Posted: Senin, 06 Juni 2022 | 17:40 WIB
Microsoft Office. (Microsoft)

Microsoft Office. (Microsoft)

Hitekno.com - Peneliti keamanan siber dari BitDefender telah menemukan adanya kelah di Microsoft Office. Apakah celah keamanan ini berbahaya?

Menurut para peneliti keamanan tersebut, hacker bisa memanfaatkannya untuk menyebarkan serangan phising.

Hal ini berefek pada pengguna aplikasi Microsoft Office seperti Outlook, Word, Excel, OneNote, hingga PowerPoint.

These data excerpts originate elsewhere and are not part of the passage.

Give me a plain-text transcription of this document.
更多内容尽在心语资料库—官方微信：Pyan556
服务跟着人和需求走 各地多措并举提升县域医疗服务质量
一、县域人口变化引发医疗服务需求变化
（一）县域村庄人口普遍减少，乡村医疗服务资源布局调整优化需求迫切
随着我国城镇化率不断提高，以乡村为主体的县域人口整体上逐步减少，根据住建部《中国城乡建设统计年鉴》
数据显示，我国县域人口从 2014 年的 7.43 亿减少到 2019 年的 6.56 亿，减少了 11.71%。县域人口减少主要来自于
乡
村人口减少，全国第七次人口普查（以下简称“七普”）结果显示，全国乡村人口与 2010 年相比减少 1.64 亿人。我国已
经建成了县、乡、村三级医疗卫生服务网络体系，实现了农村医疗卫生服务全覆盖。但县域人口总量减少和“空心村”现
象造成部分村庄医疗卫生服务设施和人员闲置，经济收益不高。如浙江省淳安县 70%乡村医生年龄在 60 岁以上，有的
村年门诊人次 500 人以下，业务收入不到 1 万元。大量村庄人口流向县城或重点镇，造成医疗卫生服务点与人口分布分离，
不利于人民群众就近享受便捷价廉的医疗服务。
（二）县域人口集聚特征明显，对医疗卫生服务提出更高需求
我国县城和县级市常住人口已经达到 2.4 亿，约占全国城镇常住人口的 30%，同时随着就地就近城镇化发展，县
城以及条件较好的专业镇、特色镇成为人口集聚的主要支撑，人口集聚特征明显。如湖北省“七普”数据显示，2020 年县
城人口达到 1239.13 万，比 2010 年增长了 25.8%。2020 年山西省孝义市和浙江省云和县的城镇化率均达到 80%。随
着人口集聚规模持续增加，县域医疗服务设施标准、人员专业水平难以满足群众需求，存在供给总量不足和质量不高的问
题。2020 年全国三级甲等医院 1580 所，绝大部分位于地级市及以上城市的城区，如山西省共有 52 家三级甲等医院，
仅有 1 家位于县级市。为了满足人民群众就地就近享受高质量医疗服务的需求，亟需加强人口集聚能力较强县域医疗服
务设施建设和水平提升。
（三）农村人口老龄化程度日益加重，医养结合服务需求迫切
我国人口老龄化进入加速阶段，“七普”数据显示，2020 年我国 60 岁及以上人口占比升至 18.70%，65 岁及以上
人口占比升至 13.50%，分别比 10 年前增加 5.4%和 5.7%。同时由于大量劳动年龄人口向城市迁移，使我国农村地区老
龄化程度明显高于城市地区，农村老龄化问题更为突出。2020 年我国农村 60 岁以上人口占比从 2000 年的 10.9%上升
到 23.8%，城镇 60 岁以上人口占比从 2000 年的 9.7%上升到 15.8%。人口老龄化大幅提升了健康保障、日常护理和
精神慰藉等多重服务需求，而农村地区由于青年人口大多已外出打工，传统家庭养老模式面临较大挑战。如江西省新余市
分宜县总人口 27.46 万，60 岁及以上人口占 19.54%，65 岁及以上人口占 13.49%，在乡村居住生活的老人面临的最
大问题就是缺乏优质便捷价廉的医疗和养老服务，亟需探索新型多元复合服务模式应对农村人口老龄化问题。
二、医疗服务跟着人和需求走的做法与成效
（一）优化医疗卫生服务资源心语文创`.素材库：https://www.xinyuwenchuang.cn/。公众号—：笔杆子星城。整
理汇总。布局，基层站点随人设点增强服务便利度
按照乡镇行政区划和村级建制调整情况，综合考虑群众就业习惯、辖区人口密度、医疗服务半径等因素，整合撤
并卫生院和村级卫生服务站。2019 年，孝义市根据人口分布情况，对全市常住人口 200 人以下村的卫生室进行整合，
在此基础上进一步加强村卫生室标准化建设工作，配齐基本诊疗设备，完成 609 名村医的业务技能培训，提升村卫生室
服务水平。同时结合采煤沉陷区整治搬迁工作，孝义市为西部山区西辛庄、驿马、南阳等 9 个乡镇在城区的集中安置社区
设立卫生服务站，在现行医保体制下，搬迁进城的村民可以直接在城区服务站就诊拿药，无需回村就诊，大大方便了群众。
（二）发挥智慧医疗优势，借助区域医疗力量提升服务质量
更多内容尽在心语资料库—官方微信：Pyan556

Sebagai informasi, phising adalah salah satu serangan siber yang dimaksudkan untuk mencuri informasi penting seperti kata sandi atau data pribadi lain.

Serangan phising biasanya diedarkan dalam bentuk email atau SMS yang mengatasnamakan seseorang atau lembaga terpercaya untuk mengelabui pengguna.

Serangan phising ini dinamakan homograf karena menyalahgunakan karakter yang tampak serupa untuk menipu pengguna, contohnya Microsoft.

Potensi serangan ini meningkat pesat bila didasarkan pada nama domain internasional (IDN) dan digunakan terhadap aplikasi, bukan browser.

Keamanan data pribadi. (Google)
Keamanan data pribadi. (Google)

Para peneliti BitDefender menemukan kalau paket aplikasi Microsoft Office tidak terlindungi dari serangan tersebut.

Mereka menguji bagaimana aplikasi ini merespons apabila mendapat serangan homograf IDN.

Hacker dan penyerang dikatakan bisa memaksa aplikasi Microsoft Office, contohnya Outlook, untuk menampilkan situs yang seolah terlihat asli.

Baca Juga: Ditemukan Celah Keamanan Berbahaya di HP Android, Baik Qualcomm maupun MediaTek

Sayang, pengguna tidak bisa membedakan apakah itu situs asli sampai mereka harus membukanya di browser.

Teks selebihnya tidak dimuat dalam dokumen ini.